Jonathan said this on Thursday when the national and state executives of the Nigeria Union of Local Government Employees (NULGE) paid him a courtesy visit at his country home in Otuoke, Bayelsa state.

The NULGE officials were in Otuoke to seek Jonathan’s support against a bill seeking to delist the local government as a tier of government.

Solomon Bob, a member of the house of representatives, had in December sponsored the bill to remove the third tier of government from the constitution.

Commenting on the issue, Jonathan asked the national assembly that instead of scrapping the LG system, it should make laws that would strengthen it and grant it autonomy.

He said if he were a member of the national assembly, he would mobilise his colleagues to amend sections of the constitution to prohibit the appointment of local government chairmen and allow the people at the grassroots to decide who led them, through election.
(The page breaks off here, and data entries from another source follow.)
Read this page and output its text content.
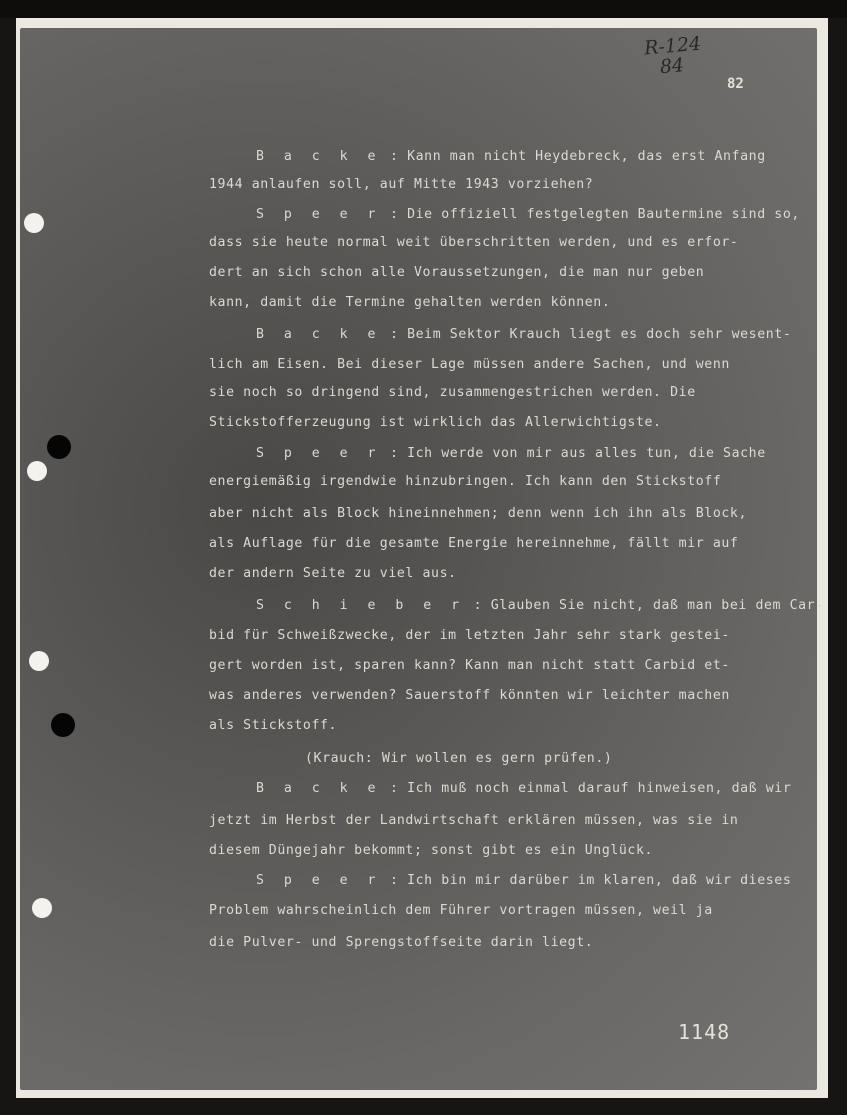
R-124
84
82
B a c k e : Kann man nicht Heydebreck, das erst Anfang
1944 anlaufen soll, auf Mitte 1943 vorziehen?
S p e e r : Die offiziell festgelegten Bautermine sind so,
dass sie heute normal weit überschritten werden, und es erfor-
dert an sich schon alle Voraussetzungen, die man nur geben
kann, damit die Termine gehalten werden können.
B a c k e : Beim Sektor Krauch liegt es doch sehr wesent-
lich am Eisen. Bei dieser Lage müssen andere Sachen, und wenn
sie noch so dringend sind, zusammengestrichen werden. Die
Stickstofferzeugung ist wirklich das Allerwichtigste.
S p e e r : Ich werde von mir aus alles tun, die Sache
energiemäßig irgendwie hinzubringen. Ich kann den Stickstoff
aber nicht als Block hineinnehmen; denn wenn ich ihn als Block,
als Auflage für die gesamte Energie hereinnehme, fällt mir auf
der andern Seite zu viel aus.
S c h i e b e r : Glauben Sie nicht, daß man bei dem Car-
bid für Schweißzwecke, der im letzten Jahr sehr stark gestei-
gert worden ist, sparen kann? Kann man nicht statt Carbid et-
was anderes verwenden? Sauerstoff könnten wir leichter machen
als Stickstoff.
(Krauch: Wir wollen es gern prüfen.)
B a c k e : Ich muß noch einmal darauf hinweisen, daß wir
jetzt im Herbst der Landwirtschaft erklären müssen, was sie in
diesem Düngejahr bekommt; sonst gibt es ein Unglück.
S p e e r : Ich bin mir darüber im klaren, daß wir dieses
Problem wahrscheinlich dem Führer vortragen müssen, weil ja
die Pulver- und Sprengstoffseite darin liegt.
1148
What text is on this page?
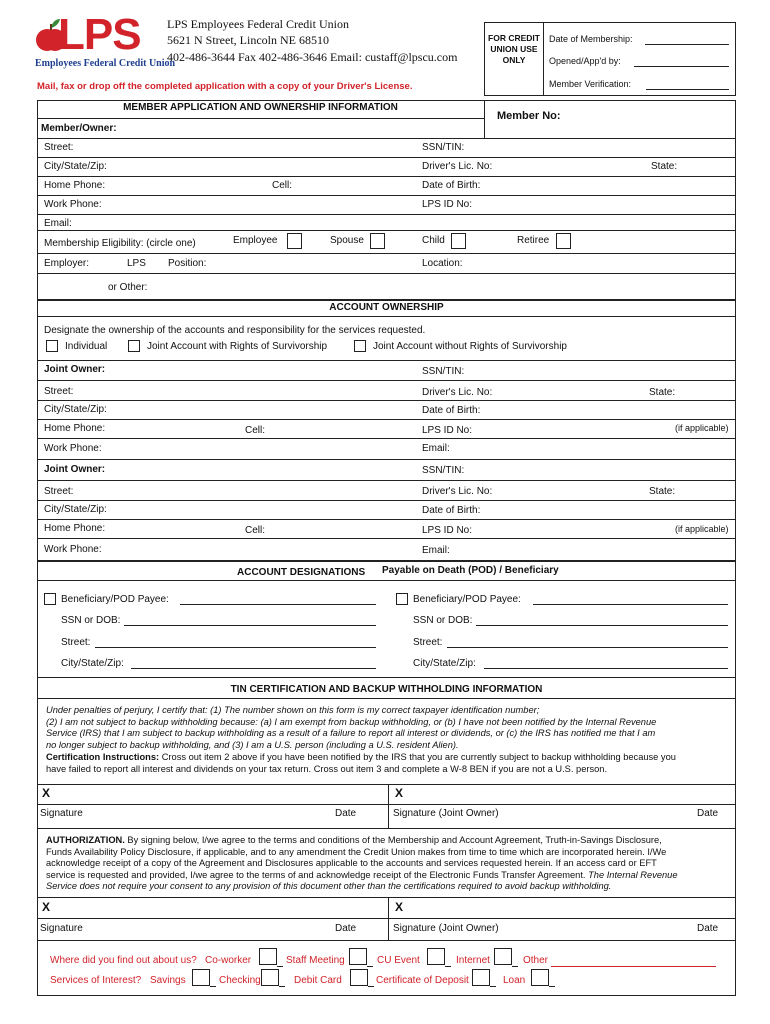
LPS
Employees Federal Credit Union
LPS Employees Federal Credit Union
5621 N Street, Lincoln NE 68510
402-486-3644 Fax 402-486-3646 Email: custaff@lpscu.com
Mail, fax or drop off the completed application with a copy of your Driver's License.
FOR CREDIT UNION USE ONLY
Date of Membership:
Opened/App'd by:
Member Verification:
MEMBER APPLICATION AND OWNERSHIP INFORMATION
Member No:
Member/Owner:
Street:	SSN/TIN:
City/State/Zip:	Driver's Lic. No:	State:
Home Phone:	Cell:	Date of Birth:
Work Phone:	LPS ID No:
Email:
Membership Eligibility: (circle one)	Employee	Spouse	Child	Retiree
Employer:	LPS Position:	Location:
or Other:
ACCOUNT OWNERSHIP
Designate the ownership of the accounts and responsibility for the services requested.
Individual	Joint Account with Rights of Survivorship	Joint Account without Rights of Survivorship
Joint Owner:	SSN/TIN:
Street:	Driver's Lic. No:	State:
City/State/Zip:	Date of Birth:
Home Phone:	Cell:	LPS ID No:	(if applicable)
Work Phone:	Email:
Joint Owner:	SSN/TIN:
Street:	Driver's Lic. No:	State:
City/State/Zip:	Date of Birth:
Home Phone:	Cell:	LPS ID No:	(if applicable)
Work Phone:	Email:
ACCOUNT DESIGNATIONS Payable on Death (POD) / Beneficiary
Beneficiary/POD Payee:
SSN or DOB:
Street:
City/State/Zip:
Beneficiary/POD Payee:
SSN or DOB:
Street:
City/State/Zip:
TIN CERTIFICATION AND BACKUP WITHHOLDING INFORMATION
Under penalties of perjury, I certify that: (1) The number shown on this form is my correct taxpayer identification number;
(2) I am not subject to backup withholding because: (a) I am exempt from backup withholding, or (b) I have not been notified by the Internal Revenue
Service (IRS) that I am subject to backup withholding as a result of a failure to report all interest or dividends, or (c) the IRS has notified me that I am
no longer subject to backup withholding, and (3) I am a U.S. person (including a U.S. resident Alien).
Certification Instructions: Cross out item 2 above if you have been notified by the IRS that you are currently subject to backup withholding because you
have failed to report all interest and dividends on your tax return. Cross out item 3 and complete a W-8 BEN if you are not a U.S. person.
X	X
Signature	Date	Signature (Joint Owner)	Date
AUTHORIZATION. By signing below, I/we agree to the terms and conditions of the Membership and Account Agreement, Truth-in-Savings Disclosure,
Funds Availability Policy Disclosure, if applicable, and to any amendment the Credit Union makes from time to time which are incorporated herein. I/We
acknowledge receipt of a copy of the Agreement and Disclosures applicable to the accounts and services requested herein. If an access card or EFT
service is requested and provided, I/we agree to the terms of and acknowledge receipt of the Electronic Funds Transfer Agreement. The Internal Revenue
Service does not require your consent to any provision of this document other than the certifications required to avoid backup withholding.
X	X
Signature	Date	Signature (Joint Owner)	Date
Where did you find out about us? Co-worker	Staff Meeting	CU Event	Internet	Other
Services of Interest? Savings	Checking	Debit Card	Certificate of Deposit	Loan
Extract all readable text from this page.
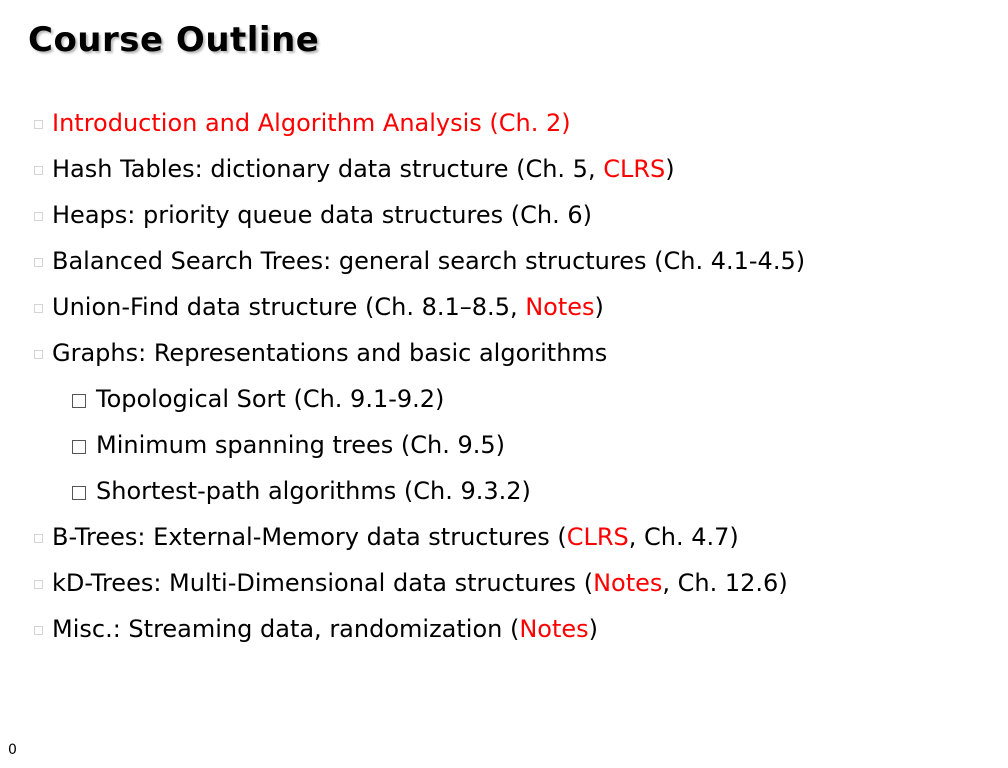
Course Outline
Introduction and Algorithm Analysis (Ch. 2)
Hash Tables: dictionary data structure (Ch. 5, CLRS)
Heaps: priority queue data structures (Ch. 6)
Balanced Search Trees: general search structures (Ch. 4.1-4.5)
Union-Find data structure (Ch. 8.1–8.5, Notes)
Graphs: Representations and basic algorithms
Topological Sort (Ch. 9.1-9.2)
Minimum spanning trees (Ch. 9.5)
Shortest-path algorithms (Ch. 9.3.2)
B-Trees: External-Memory data structures (CLRS, Ch. 4.7)
kD-Trees: Multi-Dimensional data structures (Notes, Ch. 12.6)
Misc.: Streaming data, randomization (Notes)
0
He described the local government system as the oldest globally accepted means through which government impact positively on the lives of the people at the grassroots.

Jonathan asked governors across Nigeria to refrain from directly getting involved in the day-to-day running of local government affairs.

“The problem with Nigeria is that our local government structure is still very weak. And whatever restructuring we are talking about finally, Nigerians must sit down to discuss. And the issue of local government autonomy must be considered,” Jonathan said.

“As long as we have weak local governments, we will have difficulty managing this country. The way it is now, the person who runs the state, runs the LGAs and that makes nonsense of the whole concept of the third tier of government.

“The president should manage the nation, governors should manage the states and chairmen should be allowed to run the local councils.

“And until we are able to do that, it will be difficult to impact on all the people at the grassroots level. It is only through local councils that the dividends of democracy can permeate uniformly into society. And all of us must advocate for this right.

“The issue of appointments now make local government councils look like a part of the state’s administrative structure, but that is wrong.

“It is an abuse of democracy. So this appointment system have made council chairmen become like aides to the governors and we must discourage that.”